21 de março de 2019, 15:42

BRASIL Lava Jato quer Temer preso em quartel da PM; defesa quer PF

Foto: Estadão

O ex-presidente Michel Temer (MDB)

A força-tarefa da Operação Lava Jato pediu ao juiz federal Marcelo Bretas, da 7ª Vara Federal do Rio, que o ex-presidente Michel Temer (MDB), fique preso na Unidade Prisional da Polícia Militar do Estado do Rio de Janeiro, em Niterói. A defesa solicitou ao magistrado que determine o recolhimento de Temer nas dependências da Superintendência da Polícia Federal no Rio. “O Peticionário é ex-Presidente da República e é inscrito na OAB/SP sob o nº 16.534, fazendo jus, por isso, nos termos do art. 295 do Código de Processo Penal1 e art. 7º, V, da Lei nº 8.906/19942 , a permanecer em ambiente separado de outros presos, em sala do estado maior, com instalações e comodidades condignas”, afirmam os advogados do ex-presidente.
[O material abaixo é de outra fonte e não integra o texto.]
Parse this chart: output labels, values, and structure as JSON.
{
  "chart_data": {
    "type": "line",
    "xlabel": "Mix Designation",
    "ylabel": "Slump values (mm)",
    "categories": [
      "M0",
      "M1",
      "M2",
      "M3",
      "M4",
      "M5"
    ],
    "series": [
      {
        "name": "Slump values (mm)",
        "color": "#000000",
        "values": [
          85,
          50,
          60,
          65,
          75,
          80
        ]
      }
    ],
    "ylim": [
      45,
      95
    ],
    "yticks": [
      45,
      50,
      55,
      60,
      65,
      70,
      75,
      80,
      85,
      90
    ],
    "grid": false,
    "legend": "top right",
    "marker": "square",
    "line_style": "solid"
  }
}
A Lava Jato apontou a Bretas ‘a necessidade de se proteger a dignidade e a segurança dos ex-presidentes, sobretudo antes da formação da sua culpa em um regular processo penal’. “Essa realidade de proteção da dignidade e segurança de um ex-presidente deve ser preservada no evento de uma prisão cautelar, como a que acontece na data de hoje, eis que não se trata de execução penal, mas sim medida cautelar levada a cabo antes da formação da culpa em relação a Michel Temer”, afirmou o Ministério Público Federal. “A condição de ex-presidente do preso impõe que esse MM. Juízo, enquanto não formada em definitivo a sua culpa, adote medidas condizentes com sua segurança e a dignidade do cargo que ocupou até 31/12 p.p. A dignidade e segurança de nossos ex-presidentes não é algo estranho ao nosso ordenamento.” O ex-presidente recebeu voz de prisão da Polícia Federal quando saía de sua residência logo no início da manhã, na rua Bennet, no Jardim Universidade, zona oeste da capital paulista. A PF fez buscas na casa de Temer e também em seu escritório, n Rua Pedroso Alvarenga, no Itaim. A PF cumpre um total de oito mandados de prisão preventiva e dois de custódia temporária, 26 de busca e apreensão nos Estados do Rio de Janeiro, de São Paulo e do Paraná e no Distrito Federal.

Estadão

21 de março de 2019, 15:12

BRASIL Paulo Paim: ‘linha do combate à corrupção tem que ser mantida, doa a quem doer’

Foto: Divulgação

O senador Paulo Paim (PT-RS)

O senador Paulo Paim (PT-RS) disse nesta quinta-feira, 21, que recebeu “sem nenhuma surpresa” a notícia de prisão do ex-presidente Michel Temer (MDB) nesta manhã. Segundo o senador, “é um fato previsto por todos aqueles que estão na vida pública”. “Claro que não é bom para a imagem do Brasil perante os outros países e perante o mundo. Mas pau que bate em Francisco bate em Chico. Aqueles que provocaram essa situação estão sendo chamados a responder por seus atos. A linha do combate à corrupção tem que ser mantida, doe a quem doer. Mas tem que ser com enorme cuidado para que essas operações não cometam nenhuma injustiça”, afirmou. A prisão de Temer tem como base a delação do doleiro Lucio Funaro. No ano passado, Funaro entregou à Procuradoria-Geral da República (PGR) informações complementares do seu acordo de colaboração premiada. Entre os documentos apresentados estão planilhas que, segundo o delator, revelam o caminho de parte dos R$ 10 milhões repassados pela Odebrecht ao MDB na campanha de 2014.